M. Peggotty fumait sa pipe. Je sentis que c’était un moment
propre à la conversation et à l’intimité.
« M. Peggotty ! lui dis-je.
– Monsieur, dit-il.
– Est-ce que vous avez donné à votre fils le
nom de Ham, parce que vous vivez dans une espèce
d’arche ? »
M. Peggotty sembla trouver que c’était
une idée très-profonde, mais il répondit :
« Non, monsieur, je ne lui ai jamais
donné de nom.
– Qui lui a donc donné ce nom ? dis-je en
posant à M. Peggotty la seconde question du catéchisme.
– Mais, monsieur, c’est son père qui le lui a
donné, dit M. Peggotty.
– Je croyais que vous étiez son père.
– C’était mon frère Joe qui était son père,
dit M. Peggotty.
– Il est mort, M. Peggotty ?
demandai-je après un moment de silence respectueux.

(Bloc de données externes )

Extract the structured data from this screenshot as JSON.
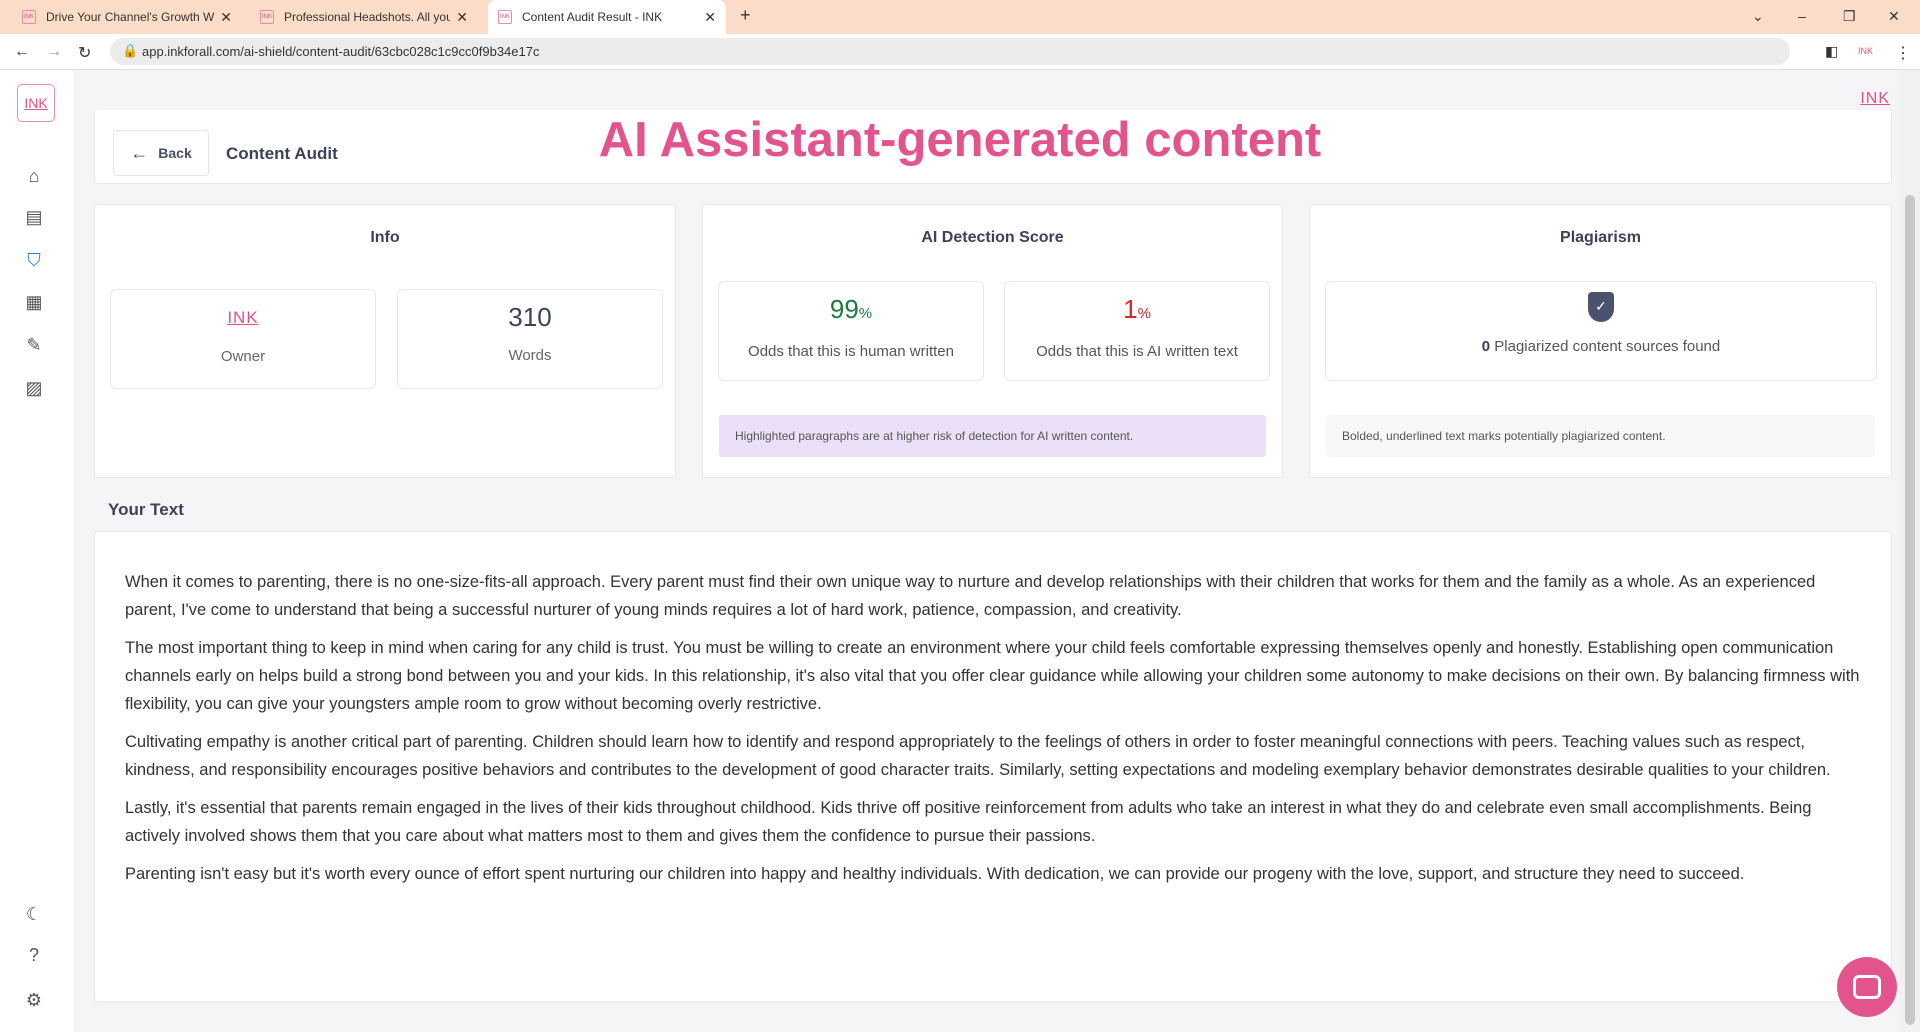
{
  "browser": {
    "tabs": [
      {
        "title": "Drive Your Channel's Growth With"
      },
      {
        "title": "Professional Headshots. All you n"
      },
      {
        "title": "Content Audit Result - INK"
      }
    ],
    "url": "app.inkforall.com/ai-shield/content-audit/63cbc028c1c9cc0f9b34e17c"
  },
  "app": {
    "logo": "INK",
    "brand_right": "INK",
    "accent": "#e3548f"
  },
  "sidebar": {
    "icons": [
      "home-icon",
      "document-icon",
      "shield-icon",
      "calendar-icon",
      "edit-icon",
      "image-icon",
      "moon-icon",
      "help-icon",
      "gear-icon"
    ]
  },
  "header": {
    "back_label": "Back",
    "title": "Content Audit",
    "overlay_title": "AI Assistant-generated content"
  },
  "info": {
    "title": "Info",
    "owner_logo": "INK",
    "owner_label": "Owner",
    "words_value": "310",
    "words_label": "Words"
  },
  "ai": {
    "title": "AI Detection Score",
    "human_value": "99",
    "human_label": "Odds that this is human written",
    "ai_value": "1",
    "ai_label": "Odds that this is AI written text",
    "pct": "%",
    "note": "Highlighted paragraphs are at higher risk of detection for AI written content.",
    "human_color": "#1e7a3c",
    "ai_color": "#e02424"
  },
  "plagiarism": {
    "title": "Plagiarism",
    "count": "0",
    "label": "Plagiarized content sources found",
    "note": "Bolded, underlined text marks potentially plagiarized content."
  },
  "text": {
    "heading": "Your Text",
    "paragraphs": [
      "When it comes to parenting, there is no one-size-fits-all approach. Every parent must find their own unique way to nurture and develop relationships with their children that works for them and the family as a whole. As an experienced parent, I've come to understand that being a successful nurturer of young minds requires a lot of hard work, patience, compassion, and creativity.",
      "The most important thing to keep in mind when caring for any child is trust. You must be willing to create an environment where your child feels comfortable expressing themselves openly and honestly. Establishing open communication channels early on helps build a strong bond between you and your kids. In this relationship, it's also vital that you offer clear guidance while allowing your children some autonomy to make decisions on their own. By balancing firmness with flexibility, you can give your youngsters ample room to grow without becoming overly restrictive.",
      "Cultivating empathy is another critical part of parenting. Children should learn how to identify and respond appropriately to the feelings of others in order to foster meaningful connections with peers. Teaching values such as respect, kindness, and responsibility encourages positive behaviors and contributes to the development of good character traits. Similarly, setting expectations and modeling exemplary behavior demonstrates desirable qualities to your children.",
      "Lastly, it's essential that parents remain engaged in the lives of their kids throughout childhood. Kids thrive off positive reinforcement from adults who take an interest in what they do and celebrate even small accomplishments. Being actively involved shows them that you care about what matters most to them and gives them the confidence to pursue their passions.",
      "Parenting isn't easy but it's worth every ounce of effort spent nurturing our children into happy and healthy individuals. With dedication, we can provide our progeny with the love, support, and structure they need to succeed."
    ]
  }
}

– Noyé, dit M. Peggotty. »
J’étais très-étonné que M. Peggotty ne
fût pas le père de Ham, et je me demandais si je ne me trompais pas
aussi sur sa parenté avec les autres personnes présentes. J’avais
si grande envie de le savoir, que je me déterminai à le demander à
M. Peggotty.
« Et la petite Émilie, dis-je, en la
regardant. C’est votre fille, n’est-ce pas, monsieur
Peggotty ?
– Non, monsieur. C’était mon beau-frère, Tom,
qui était son père. »
Je ne pus m’empêcher de lui dire après un
autre silence plein de respect : « Il est mort,
M. Peggotty ?
– Noyé, » dit M. Peggotty.
Je sentais combien il était difficile de
continuer sur ce sujet, mais je ne savais pas encore tout, et je
voulais tout savoir. J’ajoutai donc :
« Vous avez des enfants, monsieur
Peggotty.
– Non, monsieur, répondit-il en riant. Je suis
célibataire.
– Célibataire ! dis-je avec étonnement.
Mais alors, qu’est-ce que c’est que ça, monsieur
Peggotty ? » Et je lui montrai la personne au tablier
blanc qui tricotait.
« C’est mistress Gummidge, dit
M. Peggotty.
– Gummidge, monsieur
Peggotty ? »
Mais ici Peggotty, je veux dire ma Peggotty à
moi, me fit des signes tellement expressifs pour me dire de ne plus
faire de questions qu’il ne me resta plus qu’à m’asseoir et à
regarder toute la compagnie qui garda le silence, jusqu’au moment
où on alla se coucher. Alors, dans le secret de ma petite cabine,
Peggotty m’informa que Ham et Émilie étaient un neveu et une nièce
de mon hôte qu’il avait adoptés dans leur enfance à différentes
époques, lorsque la mort de leurs parents les avait laissés sans
ressources, et que mistress Gummidge était la veuve d’un marin, son
associé dans l’exploitation d’une barque, qui était mort
très-pauvre. Mon frère n’est lui-même qu’un pauvre homme, disait
Peggotty, mais c’est de l’or en barre, franc comme l’acier, (je
cite ses comparaisons). Le seul sujet, à ce qu’elle m’apprit, qui
fit sortir son frère de son caractère ou qui le portât à jurer,
c’était lorsqu’on parlait de sa générosité.